If the recent heatwave has given you the urge to break out the BBQ this weekend, you’re probably not alone. According to National BBQ Week, last year 131 million of us did just that and more are expected to indulge over the next few weeks as we head into August.
Here are some quick barbecue facts and figures to share at your next gathering:
- Nearly half of us worry about giving the guests food poisoning when we hold a barbecue.
- We like to push the boat out at the BBQ – three quarters of us spend over £80 and over two thirds like to try higher quality cuts of meat.
- The burger is still the first thing on the barbecue, followed by a fat juicy steak.
- Hygiene can be a problem with half of regular BBQ’ers admitting to using the same utensils for cooked and raw meat.

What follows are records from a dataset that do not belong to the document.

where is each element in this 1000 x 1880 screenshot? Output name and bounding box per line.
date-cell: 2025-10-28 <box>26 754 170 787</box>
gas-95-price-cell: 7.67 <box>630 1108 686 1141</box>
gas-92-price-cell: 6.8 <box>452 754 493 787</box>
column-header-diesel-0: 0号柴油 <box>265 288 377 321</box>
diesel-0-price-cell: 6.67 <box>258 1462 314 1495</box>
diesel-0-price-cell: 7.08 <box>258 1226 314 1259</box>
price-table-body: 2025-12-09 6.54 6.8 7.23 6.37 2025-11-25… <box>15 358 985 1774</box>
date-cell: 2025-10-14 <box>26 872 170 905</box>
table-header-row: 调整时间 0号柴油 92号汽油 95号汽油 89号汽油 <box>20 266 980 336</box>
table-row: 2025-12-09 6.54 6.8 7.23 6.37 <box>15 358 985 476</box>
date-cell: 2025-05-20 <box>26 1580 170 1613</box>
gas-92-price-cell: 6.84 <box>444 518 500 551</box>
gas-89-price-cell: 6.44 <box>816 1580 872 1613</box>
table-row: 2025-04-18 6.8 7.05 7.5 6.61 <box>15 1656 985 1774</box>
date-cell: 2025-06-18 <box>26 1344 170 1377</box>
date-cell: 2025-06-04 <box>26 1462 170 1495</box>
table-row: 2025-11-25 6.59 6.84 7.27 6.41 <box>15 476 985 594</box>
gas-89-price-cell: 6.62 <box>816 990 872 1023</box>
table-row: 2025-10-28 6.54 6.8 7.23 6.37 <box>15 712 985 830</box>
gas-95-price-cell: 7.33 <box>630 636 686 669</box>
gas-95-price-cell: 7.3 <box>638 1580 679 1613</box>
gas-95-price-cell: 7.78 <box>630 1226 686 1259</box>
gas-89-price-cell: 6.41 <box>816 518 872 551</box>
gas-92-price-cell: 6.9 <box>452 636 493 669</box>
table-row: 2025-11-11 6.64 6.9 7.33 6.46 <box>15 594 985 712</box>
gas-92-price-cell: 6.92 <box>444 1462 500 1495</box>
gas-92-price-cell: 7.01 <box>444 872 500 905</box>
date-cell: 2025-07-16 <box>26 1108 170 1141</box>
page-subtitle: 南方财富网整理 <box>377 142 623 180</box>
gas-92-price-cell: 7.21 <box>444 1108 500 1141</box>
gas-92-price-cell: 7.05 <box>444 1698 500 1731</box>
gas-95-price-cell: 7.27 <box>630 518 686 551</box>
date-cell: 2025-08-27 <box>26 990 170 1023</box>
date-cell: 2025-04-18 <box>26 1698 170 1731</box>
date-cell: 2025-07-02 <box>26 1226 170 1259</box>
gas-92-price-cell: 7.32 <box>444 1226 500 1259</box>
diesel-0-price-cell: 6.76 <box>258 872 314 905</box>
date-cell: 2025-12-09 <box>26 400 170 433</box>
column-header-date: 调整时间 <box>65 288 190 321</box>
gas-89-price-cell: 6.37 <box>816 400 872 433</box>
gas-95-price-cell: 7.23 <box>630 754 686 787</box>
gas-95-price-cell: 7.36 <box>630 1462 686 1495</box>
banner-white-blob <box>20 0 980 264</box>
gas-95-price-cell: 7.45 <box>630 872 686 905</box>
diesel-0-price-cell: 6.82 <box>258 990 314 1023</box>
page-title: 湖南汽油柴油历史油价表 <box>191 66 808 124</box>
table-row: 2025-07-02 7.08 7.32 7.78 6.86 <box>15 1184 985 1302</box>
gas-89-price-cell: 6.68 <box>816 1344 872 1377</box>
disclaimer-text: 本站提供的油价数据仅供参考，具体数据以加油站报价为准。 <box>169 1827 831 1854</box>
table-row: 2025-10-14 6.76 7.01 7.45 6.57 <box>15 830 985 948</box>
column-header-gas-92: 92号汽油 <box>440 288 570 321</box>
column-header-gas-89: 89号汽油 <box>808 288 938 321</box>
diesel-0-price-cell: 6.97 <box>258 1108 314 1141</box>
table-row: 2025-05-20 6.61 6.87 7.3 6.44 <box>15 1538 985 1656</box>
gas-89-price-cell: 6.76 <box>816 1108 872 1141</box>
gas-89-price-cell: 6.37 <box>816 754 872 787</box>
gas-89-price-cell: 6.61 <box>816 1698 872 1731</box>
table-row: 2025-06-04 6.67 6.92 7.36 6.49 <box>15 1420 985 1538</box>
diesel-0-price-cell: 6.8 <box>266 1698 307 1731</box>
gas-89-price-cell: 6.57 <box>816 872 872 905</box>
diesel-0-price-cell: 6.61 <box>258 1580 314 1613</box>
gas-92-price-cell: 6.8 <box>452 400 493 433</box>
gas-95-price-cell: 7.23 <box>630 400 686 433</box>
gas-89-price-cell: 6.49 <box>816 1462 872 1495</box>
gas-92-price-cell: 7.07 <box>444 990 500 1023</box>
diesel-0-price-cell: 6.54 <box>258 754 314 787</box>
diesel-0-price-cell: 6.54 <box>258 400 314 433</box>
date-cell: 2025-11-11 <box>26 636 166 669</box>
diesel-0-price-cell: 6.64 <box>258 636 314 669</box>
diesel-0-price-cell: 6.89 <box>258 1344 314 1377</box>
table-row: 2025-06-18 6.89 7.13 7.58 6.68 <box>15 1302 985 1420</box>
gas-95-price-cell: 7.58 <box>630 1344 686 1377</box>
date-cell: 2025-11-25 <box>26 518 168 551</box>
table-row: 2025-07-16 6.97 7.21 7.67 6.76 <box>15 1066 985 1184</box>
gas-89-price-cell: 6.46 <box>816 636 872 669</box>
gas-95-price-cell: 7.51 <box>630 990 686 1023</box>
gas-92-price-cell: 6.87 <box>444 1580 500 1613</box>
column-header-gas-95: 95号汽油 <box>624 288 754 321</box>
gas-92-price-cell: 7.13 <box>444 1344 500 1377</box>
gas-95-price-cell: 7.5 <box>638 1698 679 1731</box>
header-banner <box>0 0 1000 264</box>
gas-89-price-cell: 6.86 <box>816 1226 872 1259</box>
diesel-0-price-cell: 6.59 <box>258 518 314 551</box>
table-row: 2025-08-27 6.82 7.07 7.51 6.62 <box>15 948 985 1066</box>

If you’re planning a party this weekend and need to buy a new BBQ, you’ll have a couple of different choices to ponder. The big battle in the world of barbies is not who does the cooking but whether you go for gas or traditional charcoal. Arguments on both sides can get pretty heated.
Gas vs Charcoal
For those new to the world of barbecues, it helps to realise that there are charcoal purists who wouldn’t touch a gas stove if it was given to them free with a year’s supply of Aberdeen Angus steaks.
- Charcoal tastes better: The first thing they’ll tell you is that you don’t get the same taste with gas. The radiant heat you get out of charcoal gives that seared appearance with the crunchy surface texture.
- Gas advocates say this is all in the mind and the fact that top restaurants cook steak over a gas hob is testament to the wooliness of this line of thinking. Charcoal fans add in that the smoky nature of their barbecue improves the taste of meat of all kinds.
- Charcoal is cheaper: This is less contested. You can buy ready made barbecue sets for just a couple of pounds if you’re doing a small, one off garden soiree. If you’re intending to use gas, you not only have to invest in a decent grill but buy the gas cylinder to power it.
- Good gas barbecues can cost at least a couple of hundred pounds and you should be expecting to pay closer to £1,000 for a state of the art model.
- Gas is safer: This is not entirely true. Most of the danger with charcoal comes from chefs who have had a few too many drinks and decide to help the fire along by adding a combustible entity like petrol.
- As long as you take the appropriate measures, both are reasonably safe in the hands of a responsible person. Charcoal grills do tend to get hotter when it comes to radiant heat, however, which means you need to be much more careful about where you place it.
- Charcoal is easier to clean: A decent gas BBQ does take a good amount of maintenance though the latest models have features such as drip trays that catch all the fat and oil. Charcoal BBQs are generally easier to keep clean, if slightly messier, especially the more basic varieties. Storage can also be a problem for gas BBQs as they have more parts that need to be protected, particularly over the winter.